Region One game warden Tom Chianelli said the number of calls regarding mountain lions were on the rise within the last year. He said most of the calls were reports of sightings, mostly outside of town and that it is more rare for a mountain lion to come so close as a front porch.
Steward unknowingly became part of such a rarity.
"At first I thought it was a big dog, but then I saw the long tail," Steward said. "It dropped the kitten and got down low to its belly and started coming toward me. And I just see these glowing eyes in my face, so I just drop my broom and run back into the house, screaming for my dad. I heard it coming after me. We didn't have a gun handy and I wanted to go back out there to get my kitten but I just watched it take it."
Steward's cats were not the first of the mountain lion's pet victims. Other neighborhood cats had been killed over time and Steward and her dad had recognized peculiarities throughout the summer around the area.
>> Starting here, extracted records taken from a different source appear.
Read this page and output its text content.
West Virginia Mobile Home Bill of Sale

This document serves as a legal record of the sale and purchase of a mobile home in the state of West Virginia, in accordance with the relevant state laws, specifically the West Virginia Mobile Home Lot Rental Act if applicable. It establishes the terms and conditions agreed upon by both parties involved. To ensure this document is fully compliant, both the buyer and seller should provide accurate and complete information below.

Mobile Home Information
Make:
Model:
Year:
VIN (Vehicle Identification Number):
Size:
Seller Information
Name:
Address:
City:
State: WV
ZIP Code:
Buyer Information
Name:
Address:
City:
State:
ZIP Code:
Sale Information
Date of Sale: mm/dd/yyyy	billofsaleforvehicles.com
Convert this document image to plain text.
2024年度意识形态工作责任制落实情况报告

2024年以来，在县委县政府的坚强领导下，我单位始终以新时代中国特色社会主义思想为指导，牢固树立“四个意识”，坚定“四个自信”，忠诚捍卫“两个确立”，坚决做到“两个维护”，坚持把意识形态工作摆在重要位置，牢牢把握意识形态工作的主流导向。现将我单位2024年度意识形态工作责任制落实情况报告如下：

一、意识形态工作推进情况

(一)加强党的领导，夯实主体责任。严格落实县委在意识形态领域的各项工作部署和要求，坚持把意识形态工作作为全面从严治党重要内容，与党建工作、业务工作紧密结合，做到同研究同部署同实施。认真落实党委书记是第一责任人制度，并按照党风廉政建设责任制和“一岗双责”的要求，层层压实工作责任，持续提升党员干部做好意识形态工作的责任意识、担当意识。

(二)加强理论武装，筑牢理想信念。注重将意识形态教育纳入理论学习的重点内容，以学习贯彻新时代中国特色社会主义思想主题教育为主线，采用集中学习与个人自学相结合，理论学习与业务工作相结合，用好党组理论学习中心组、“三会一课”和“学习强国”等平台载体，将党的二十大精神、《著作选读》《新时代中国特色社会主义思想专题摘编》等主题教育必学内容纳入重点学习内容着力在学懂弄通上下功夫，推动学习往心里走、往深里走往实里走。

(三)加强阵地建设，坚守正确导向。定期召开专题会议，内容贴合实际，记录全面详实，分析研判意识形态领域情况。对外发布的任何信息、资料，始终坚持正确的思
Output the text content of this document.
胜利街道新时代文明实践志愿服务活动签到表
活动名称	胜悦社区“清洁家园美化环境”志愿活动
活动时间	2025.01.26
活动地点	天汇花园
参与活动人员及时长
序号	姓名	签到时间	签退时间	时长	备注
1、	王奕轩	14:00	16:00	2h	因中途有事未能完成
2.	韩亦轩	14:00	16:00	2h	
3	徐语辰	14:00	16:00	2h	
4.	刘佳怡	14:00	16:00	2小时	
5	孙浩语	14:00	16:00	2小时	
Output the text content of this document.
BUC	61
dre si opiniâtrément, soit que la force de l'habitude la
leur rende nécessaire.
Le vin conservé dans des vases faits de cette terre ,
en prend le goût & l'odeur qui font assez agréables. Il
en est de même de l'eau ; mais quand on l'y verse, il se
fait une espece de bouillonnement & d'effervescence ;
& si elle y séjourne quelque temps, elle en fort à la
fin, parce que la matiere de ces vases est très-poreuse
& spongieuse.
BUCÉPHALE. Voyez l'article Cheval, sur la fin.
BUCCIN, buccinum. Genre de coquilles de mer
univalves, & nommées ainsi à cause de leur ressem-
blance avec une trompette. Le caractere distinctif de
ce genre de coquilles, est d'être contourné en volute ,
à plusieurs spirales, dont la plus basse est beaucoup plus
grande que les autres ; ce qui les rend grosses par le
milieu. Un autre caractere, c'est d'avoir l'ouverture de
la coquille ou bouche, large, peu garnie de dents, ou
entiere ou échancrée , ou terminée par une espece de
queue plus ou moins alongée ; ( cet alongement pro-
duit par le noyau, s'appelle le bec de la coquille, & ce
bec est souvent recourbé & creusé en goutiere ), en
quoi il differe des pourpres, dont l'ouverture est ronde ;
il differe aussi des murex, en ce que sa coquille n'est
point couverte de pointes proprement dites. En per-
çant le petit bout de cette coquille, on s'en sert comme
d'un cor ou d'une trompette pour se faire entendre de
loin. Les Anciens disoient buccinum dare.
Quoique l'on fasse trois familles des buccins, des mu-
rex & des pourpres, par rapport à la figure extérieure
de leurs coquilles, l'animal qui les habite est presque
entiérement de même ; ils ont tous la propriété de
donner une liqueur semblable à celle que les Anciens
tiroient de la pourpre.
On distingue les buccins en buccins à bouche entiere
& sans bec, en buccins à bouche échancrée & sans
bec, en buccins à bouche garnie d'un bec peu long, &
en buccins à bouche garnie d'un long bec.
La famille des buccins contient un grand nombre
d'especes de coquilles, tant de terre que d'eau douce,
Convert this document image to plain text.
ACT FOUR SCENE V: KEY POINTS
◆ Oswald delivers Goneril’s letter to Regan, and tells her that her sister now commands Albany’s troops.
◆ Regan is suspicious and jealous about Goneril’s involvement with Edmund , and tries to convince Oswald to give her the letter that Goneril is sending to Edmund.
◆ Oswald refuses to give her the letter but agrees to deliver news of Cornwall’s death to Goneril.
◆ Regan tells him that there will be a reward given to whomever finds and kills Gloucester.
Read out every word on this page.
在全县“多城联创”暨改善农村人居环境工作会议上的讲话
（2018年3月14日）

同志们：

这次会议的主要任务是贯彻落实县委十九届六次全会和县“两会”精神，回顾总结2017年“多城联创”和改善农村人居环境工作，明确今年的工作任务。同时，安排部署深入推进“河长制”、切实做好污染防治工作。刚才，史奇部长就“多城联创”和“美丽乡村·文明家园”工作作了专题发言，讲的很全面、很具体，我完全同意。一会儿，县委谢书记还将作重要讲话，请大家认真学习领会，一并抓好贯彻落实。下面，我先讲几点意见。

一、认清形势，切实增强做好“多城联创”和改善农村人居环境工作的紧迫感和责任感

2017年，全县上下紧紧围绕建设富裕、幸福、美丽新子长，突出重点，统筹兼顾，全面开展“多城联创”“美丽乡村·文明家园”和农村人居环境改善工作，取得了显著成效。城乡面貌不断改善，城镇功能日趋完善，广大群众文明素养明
"We had smelled his spray quite often, it was so rank - it resembles a skunk smell - and the deer weren't coming in as close as usual," Steward said. "The cats wouldn't go near this certain area (in our yard), too. We've seen mountain lions before, but not one that was so comfortable with living right next to us."
The Stewards called Chianelli shortly after Barbara's encounter with the animal and were given permission to kill it if it came back around. They then called their friend, Jim Moellman, who had a pistol and told him about the problem mountain lion. He arrived at their residence early Saturday morning and coincidentally, so did the mountain lion.
"We have a zero tolerance policy for the type of behavior that mountain lion had," Chianelli said. "It had been hanging around for a while, killing neighborhood pets, coming up on their porch - that's a problem lion. It had to be destroyed. Not relocated. So, when they called me, I gave them permission to destroy it if it came back."
When the Stewards and Moellman saw that the phantom predator had returned to their yard, they did not hesitate. The animal began stalking their cattle, which had just been watered and as it went belly-crawling after the livestock, Moellman made the killshot. The male mountain lion measured 6-foot 8 inches and was assumed to be around 4 years old.
"After we killed it, we went out into the tall grass and the mountain lion had bedded down not 30 feet from our back porch," Steward said.
Chianelli said the state law requires people who kill a bear, lion or wolf in self-defense are required to report it within 72 hours. They must also surrender the animal body to Fish, Wildlife and Parks.